Cloud Orchestration with Bare Metal Machines
Enterprise companies tend to use bare metal machines extensively for their mission critical and data intensive applications, as bare metal provides superior performance and I/O over your average virtual machines. In addition, VMs also come with the added issue of noisy neighbors. This is also why many cloud providers have started supporting bare metal clouds. The need for bare metal cloud was discussed in a previous post. In this post I will dive into the orchestration of bare metal machines, which is very different in its approach from orchestration of typical VMs.
When we’re talking about VMs, usually there are a lot of things that are implied, especially with regards to orchestration. The first being that VMs are cheap, and that the allocation of machines is quick. So depending on the service provider, for the most part, you can bank on the fact that the allocation of VM resources is for the most part cheap and fast – and can be done usually in a matter of seconds or minutes at most.
Bare metal on the other hand is considered much more expensive, no matter whether the payment plan is hourly or monthly. Another major difference is with the provisioning of resources and startup time. Because bare metal machines, as indicated by their name, are physical machines, these can take up to hours at times to allocate. As a result orchestration in such scenarios can be quite complex, and requires adjustment in the orchestration mechanism. This is especially true when considering that moving to the cloud is essentially supposed to provide the advantages of elasticity and pay per use.
The process of orchestration of these machines provides much needed automation for bare metal, and provides easier management than what comes out of the box. However, this is easier said than done. Orchestration of bare metal machines presents several challenges.
When discussing automatic processes it’s hard to speak in terms of minutes if not hours. For example a user who wants to access your application can’t, and simply will not, wait hours for you to provision a machine when it is needed. This needs to be done in increments of minutes not hours. What’s more, on top of this, usually the app itself is also pretty heavy, and can take time to start, which too can even take hours which is unacceptable in many cases.
Beyond simple automation – orchestration of any cloud made easy. Go
Another challenge when it comes to bare metal machines is actually the cost considerations involved. Orchestration is very expensive. With VMs this is cheap and as a result you can scale easily by simply starting new machines on demand. Redundant and un-utilized bare metal resources are expensive to maintain, so it is not a simple matter to just start another machine. Orchestration with these types of machines is much more subtle, and scaling needs to much more tuned to cost, as opposed to response time. Therefore, when we discuss orchestration in the context of bare metal we need to differentiate, and can’t just apply the same principles of orchestration to bare metal as we do with VMs.
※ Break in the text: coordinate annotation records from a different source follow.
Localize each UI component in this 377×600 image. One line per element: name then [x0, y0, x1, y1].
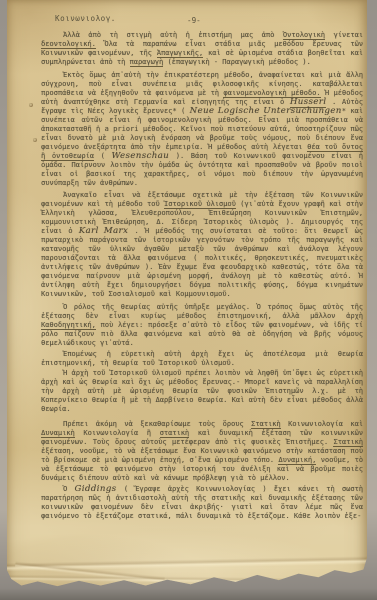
typed-text: (ἐπαγωγικὴ - Παραγωγικὴ μέθοδος ). [163, 58, 311, 66]
paragraph: Ὁ Giddings ( Ἔγραψε ἀρχὲς Κοινωνιολογίας… [41, 485, 363, 521]
typed-text: ( [94, 152, 111, 160]
underlined-term: Δυναμική, [278, 456, 316, 465]
document-title: Κοινωνιολογ. [55, 14, 116, 23]
underlined-term: Στατικὴ [333, 438, 363, 447]
underlined-term: Ἀπαγωγικῆς, [157, 49, 203, 58]
page-number: -9- [187, 16, 201, 25]
typed-text: Ἡ ἀρχὴ τοῦ Ἱστορικοῦ ὑλισμοῦ πρέπει λοιπ… [41, 369, 363, 413]
paper-crease [3, 572, 371, 586]
typewritten-text: Ἀλλὰ ἀπὸ τὴ στιγμὴ αὐτὴ ἡ ἐπιστήμη μας ἀ… [41, 31, 363, 521]
underlined-term: Δυναμικὴ [41, 429, 75, 438]
typed-text: Ὁ [63, 485, 74, 493]
underlined-term: δεοντολογική. [41, 40, 96, 49]
typed-text: γίνεται [325, 31, 363, 39]
handwritten-text: Neue Logische Untersuchungen [190, 106, 342, 116]
punch-hole [29, 103, 33, 107]
paper-crease [15, 559, 165, 584]
paragraph: Ἡ ἀρχὴ τοῦ Ἱστορικοῦ ὑλισμοῦ πρέπει λοιπ… [41, 369, 363, 414]
underlined-term: στατικὴ [160, 429, 190, 438]
paragraph: Ἀναγκαῖο εἶναι νὰ ἐξετάσωμε σχετικὰ μὲ τ… [41, 191, 363, 299]
underlined-term: Καθοδηγητική, [41, 321, 96, 330]
paragraph: Ὁ ρόλος τῆς θεωρίας αὐτῆς ὑπῆρξε μεγάλος… [41, 303, 363, 348]
typed-text: Ἀλλὰ ἀπὸ τὴ στιγμὴ αὐτὴ ἡ ἐπιστήμη μας ἀ… [63, 31, 283, 39]
document-page: Κοινωνιολογ. -9- Ἀλλὰ ἀπὸ τὴ στιγμὴ αὐτὴ… [7, 0, 367, 592]
handwritten-text: Giddings [74, 484, 116, 494]
typed-text: Ὁ ρόλος τῆς θεωρίας αὐτῆς ὑπῆρξε μεγάλος… [41, 303, 363, 320]
typed-text: Ἑπομένως ἡ εὑρετικὴ αὐτὴ ἀρχὴ ἔχει ὡς ἀπ… [41, 350, 363, 367]
underlined-term: Ἱστορικοῦ ὑλισμοῦ [164, 200, 236, 209]
underlined-term: παραγωγὴ [130, 58, 164, 67]
underlined-term: Στατικὴ [251, 420, 281, 429]
paragraph: Ἑπομένως ἡ εὑρετικὴ αὐτὴ ἀρχὴ ἔχει ὡς ἀπ… [41, 350, 363, 368]
typed-text: Πρέπει ἀκόμη νὰ ξεκαθαρίσωμε τοὺς ὅρους [63, 420, 251, 428]
paragraph: Πρέπει ἀκόμη νὰ ξεκαθαρίσωμε τοὺς ὅρους … [41, 420, 363, 483]
paragraph: Ἐκτὸς ὅμως ἀπ᾿αὐτὴ τὴν ἐπικρατέστερη μέθ… [41, 71, 363, 188]
punch-hole [33, 138, 37, 142]
paragraph: Ἀλλὰ ἀπὸ τὴ στιγμὴ αὐτὴ ἡ ἐπιστήμη μας ἀ… [41, 31, 363, 67]
page-header: Κοινωνιολογ. -9- [41, 14, 363, 26]
typed-text: Κοινωνιολογία καὶ [281, 420, 363, 428]
typed-text: . Ἡ μέθοδός της συνίσταται σὲ τοῦτο: ὅτι… [41, 227, 363, 298]
underlined-term: Ὀντολογικὴ [283, 31, 325, 40]
paper-crease [3, 552, 371, 573]
page-content: Κοινωνιολογ. -9- Ἀλλὰ ἀπὸ τὴ στιγμὴ αὐτὴ… [41, 14, 363, 521]
handwritten-text: Wesenschau [111, 151, 169, 161]
typed-text: Κοινωνιολογία ἢ [75, 429, 160, 437]
handwritten-text: Karl Marx [79, 226, 129, 236]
One solution is using pre-allocated machines, if you’re willing to pay for them. This is basically the best solution from a response time and performance perspective. With this approach you can always pull the resource in advance, and this, of course provides the best user experience, as well. Basically instead of allocating a new machine, you manage your machines as a pool of resources. In this manner, you take a resource from the pool, and when you’re done you have to return it. The downside, is that this is something you need to do yourself, either on the application level (through app logic) or manually. This is not functionality you can receive out of the box from cloud providers.
If you want to provide the best possible performance, you have to be smart with everything that concerns scale out. Since you cannot just trigger scale out when you hit a certain load, or encounter a performance problem like with a regular VM, as provisioning takes time – you have to scale out intelligently. For example, if you’d like to scale out based on CPU, you can’t just scale when you reach a load of 80%. You’ll need to employ much more prudent algorithms, that would technically need to trigger scale out much earlier than the performance issue actually occurs, for instance as early as 50%. Another way is to apply smart prediction algorithms that take into consideration specific time frames, areas of loads, and historical data based on known trends. This is because reaching a 50% load doesn’t necessarily mean you’ll always reach the load of 80%, and as mentioned before one does not simply provision a bare metal machine that will be un-utilized.
There are plenty of posts that discuss intelligent and proactive monitoring in a Cloudify context. This can and should also be leveraged for the purpose of bare metal orchestration, as this allows you to analyze your data over time and trigger your events correctly.
The most cost effective solution has a performance tradeoff, and that is using a hybrid approach of bare metal and VMs for peak loads. For example, when you know you need to allocate a machine, and you don’t have time to wait for a bare metal machine. This is best for scenarios when you can’t anticipate in advance an event that will require the triggering of a new machine, or you simply don’t want to pay for an un-utilized machine. In this approach you start a VM when scale out is required, and in the interim a bare metal machine is provisioned in the background. This is a gradual scale out method and will ensure a return to the level of performance required for data intensive applications once the bare metal machine is up and running.
So just to sum it up, when we discuss bare metal machines there are the cost and performance considerations that need to be taken into account when it comes to orchestration. There are tradeoffs with the solutions available. For companies who cannot afford to provision under-utilized bare metal machines, the hybrid scale out approach is best. For companies that cannot sacrifice performance, scale out needs to be based on intelligent monitoring and analysis of metric and threshold data to ensure scale out isn’t performed unnecessarily.